For one, sense prevailed in the eventual exclusion of nuclear from the strategy. Small-scale reactors (SMRs) could eventually play a role in the global decarbonisation effort. But including a solution that is not yet commercial and that would require bucketloads of State finance and capacity (both as rare as a commercially viable SMR) would have beggared belief.

Then, a day after President Cyril Ramaphosa listed the rapid expansion of energy generation as a top priority, Mineral Resources and Energy Minister Gwede Mantashe followed up with his long-awaited amendments to the electricity regulations governing the addition of new generation capacity. While the changes still appear overly restrictive, the Gazette notice theoretically allows municipalities in good financial standing to develop, or procure, their own power generation.

This is a significant development as, hitherto, Eskom has been the ‘single buyer’ of all electricity arising from independent power producers (IPPs). Opening the way for municipal utilities could be important not only for unlocking new capacity, but for providing those municipalities with the flexibility required to contain electricity costs and to introduce the tariff reforms needed to avoid their own death spirals.

Thirdly, positive signals have been provided that efforts are indeed under way to address the regulatory and bureaucratic hurdles that continue to block the way for corporate IPP deals – deals that several companies are keen to pursue in an effort to secure cleaner electricity and greater price-path certainty.

Fourth, both the Department of Public Enterprises and Eskom showed a united front on the need to address the main structural issue impeding the long-term health of the country’s electricity supply industry: Eskom’s vertical integration.

Although ways have been found around the fact that Eskom is potentially player and referee when it comes to grid access, in the long run South Africa will only be able to attract the massive investment needed to stabilise its failing electricity sector if the grid and system operator are separated from Eskom’s generation and distribution divisions.
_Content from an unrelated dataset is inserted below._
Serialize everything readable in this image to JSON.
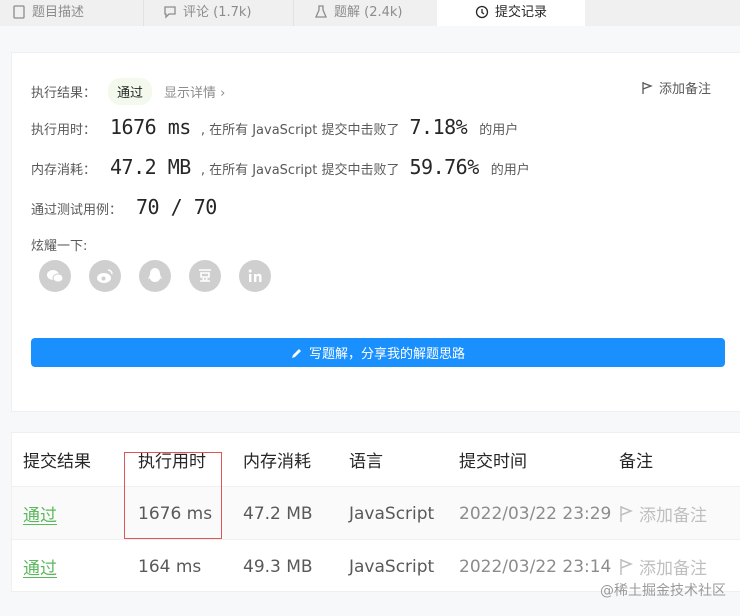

As Eskom CEO Andre de Ruyter highlighted this month, private investment in generation “requires independence in transmission and market operation” to overcome concerns of potential bias in areas such as grid and market access, dispatch instructions and procurement decisions. It was, thus, gratifying to start seeing firmer timelines (albeit protracted ones) for the creation of the so-called Independent Transmission System and Market Operator.

These developments follow movement, if glacial, in ensuring that the Integrated Resource Plan is finally implemented, after Ministerial determinations that open the way for procurement were approved in September.

The changes are admittedly architectural at a time when South Africa should be building. Nevertheless, they still represent progress.